El Seductor

Patricio Gálvez

Las Cascadas, Los Lagos

Mientras esperaba el próximo tren de regreso a su casa, miraba incómodo la gran cantidad de gente a su alrededor. Hacía calor y el aire se tornaba irrespirable por momentos. En su cintura colgaba un banano elegante, que hacia juego con su vestimenta de marca. A sus 40 años el hombre era un seductor. Antes de subir guardó su teléfono de alta gama, como antes había hecho con sus lentes de marca. Hacía mucho tiempo que había descubierto la infinita utilidad de esos utensilios y entendido, a través de ellos, por qué las mujeres usaban cartera. Por entre los vidrios vio su sonrisa entre inocente y sensual. Sus ojos almendrados lo miraban fijamente como invitándolo a acercarse.
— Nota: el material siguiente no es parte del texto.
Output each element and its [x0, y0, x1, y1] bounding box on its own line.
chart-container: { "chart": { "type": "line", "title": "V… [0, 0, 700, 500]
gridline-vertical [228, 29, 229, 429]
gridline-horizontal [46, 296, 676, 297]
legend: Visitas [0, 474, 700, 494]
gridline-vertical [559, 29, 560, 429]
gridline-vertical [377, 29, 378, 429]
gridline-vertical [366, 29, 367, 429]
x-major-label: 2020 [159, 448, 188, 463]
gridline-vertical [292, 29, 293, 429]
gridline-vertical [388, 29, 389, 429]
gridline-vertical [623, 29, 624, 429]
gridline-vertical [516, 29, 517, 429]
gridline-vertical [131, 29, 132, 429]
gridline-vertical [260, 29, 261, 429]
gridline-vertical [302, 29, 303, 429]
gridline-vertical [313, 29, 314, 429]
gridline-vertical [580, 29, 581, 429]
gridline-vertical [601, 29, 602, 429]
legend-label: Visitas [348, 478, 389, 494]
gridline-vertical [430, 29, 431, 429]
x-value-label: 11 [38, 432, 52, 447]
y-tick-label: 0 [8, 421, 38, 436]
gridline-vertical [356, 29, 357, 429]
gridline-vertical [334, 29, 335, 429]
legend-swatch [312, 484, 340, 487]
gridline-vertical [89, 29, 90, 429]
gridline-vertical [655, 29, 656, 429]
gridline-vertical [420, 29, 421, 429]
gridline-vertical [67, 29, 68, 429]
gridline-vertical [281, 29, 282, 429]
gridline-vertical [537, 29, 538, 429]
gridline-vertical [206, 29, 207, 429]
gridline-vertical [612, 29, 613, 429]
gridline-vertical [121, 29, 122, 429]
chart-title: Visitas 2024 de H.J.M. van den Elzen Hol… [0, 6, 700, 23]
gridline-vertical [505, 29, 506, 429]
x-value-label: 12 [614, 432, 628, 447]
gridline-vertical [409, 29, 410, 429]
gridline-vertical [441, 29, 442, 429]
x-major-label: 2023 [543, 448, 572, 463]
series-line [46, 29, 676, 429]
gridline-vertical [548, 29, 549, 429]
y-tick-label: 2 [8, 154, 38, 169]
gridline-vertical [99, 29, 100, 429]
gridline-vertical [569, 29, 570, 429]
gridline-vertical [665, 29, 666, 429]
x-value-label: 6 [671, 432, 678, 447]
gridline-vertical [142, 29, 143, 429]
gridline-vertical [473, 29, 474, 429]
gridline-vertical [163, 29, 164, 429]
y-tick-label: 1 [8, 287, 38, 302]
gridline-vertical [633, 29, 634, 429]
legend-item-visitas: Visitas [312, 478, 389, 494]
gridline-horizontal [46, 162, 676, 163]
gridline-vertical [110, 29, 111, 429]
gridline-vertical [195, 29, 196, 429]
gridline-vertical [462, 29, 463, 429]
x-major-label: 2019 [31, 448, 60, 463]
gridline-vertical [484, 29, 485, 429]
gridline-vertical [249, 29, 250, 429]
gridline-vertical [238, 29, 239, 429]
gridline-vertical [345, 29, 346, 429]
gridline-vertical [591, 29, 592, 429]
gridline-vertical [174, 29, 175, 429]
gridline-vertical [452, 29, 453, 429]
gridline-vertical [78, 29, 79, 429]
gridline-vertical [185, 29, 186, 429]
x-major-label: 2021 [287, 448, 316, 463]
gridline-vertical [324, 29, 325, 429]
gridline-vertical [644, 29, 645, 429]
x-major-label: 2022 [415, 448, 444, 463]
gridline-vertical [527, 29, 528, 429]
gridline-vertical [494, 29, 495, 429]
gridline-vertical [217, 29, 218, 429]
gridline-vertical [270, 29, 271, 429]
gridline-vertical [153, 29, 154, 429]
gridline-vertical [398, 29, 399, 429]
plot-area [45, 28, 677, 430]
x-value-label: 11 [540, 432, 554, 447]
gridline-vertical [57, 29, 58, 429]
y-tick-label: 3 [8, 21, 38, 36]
Se abrió la puerta del coche y bajaron algunas personas.

Rápidamente fue empujado dentro del vagón y se encontró frente a la muchacha, tan cerca que casi podía sentir sus senos un poco mas abajo de su pecho. Ella le sonreía, eso era claro. Trato de acercarse un par de centímetros cuando sintió algo duro en su estómago. Cuando bajo la vista vio que ella había puesto distancia entre ellos. Parecía una agenda y estaba estratégicamente ubicada para mantener una distancia prudente. Con esa cara y ese cuerpo, pensó, esto le debe pasar todos los días. Sintió que las puertas del coche se cerraban a su espalda y el tren inicio su marcha. El remezón inicial movió a los pasajeros y lo impulsó hacia ella, pero la libreta impedía cualquier acercamiento. Ella lo miraba un poco hacia arriba y le sonreía. Pensó como poder entablar una conversación mientras trataba de mantener el equilibrio y sentía como la libreta apretaba su estómago. A su derecha un niño de unos catorce años no le permitía moverse, era menudo y parecía condenado a morir aplastado por la multitud. A su izquierda un hombre viejo lo observaba con cara de reproche. Definitivamente no podía moverse, aunque tampoco tenía mucha intención de hacerlo, esa sonrisa y ese cuerpo lo tenían cautivado. Sintió como el tren desaceleraba y el muchacho se movía para tratar de salir en la próxima estación. Lo vio girar sobre sus pies sin moverse de su sitio. Ella lo miró con sus ojos sensuales y le preguntó, con una voz dulce y su sonrisa:

– ¿Baja?

Fue como despertar de un sueño, supo que no había nada que hacer, pensó en bajar con ella y hablarle, pero ya era tarde. El tren llego a la siguiente estación y se detuvo. Sintió como se descomprimía su estómago y los senos de ella se apretaban contra el, casi intencionalmente.

– Permiso- dijo.

Se bajó del carro casi junto al muchacho, volteó para mirarlo y le dedicó una sonrisa, las puertas se cerraron y entonces sintió algo extraño, miro hacia abajo y vio que su banano estaba abierto y vacío.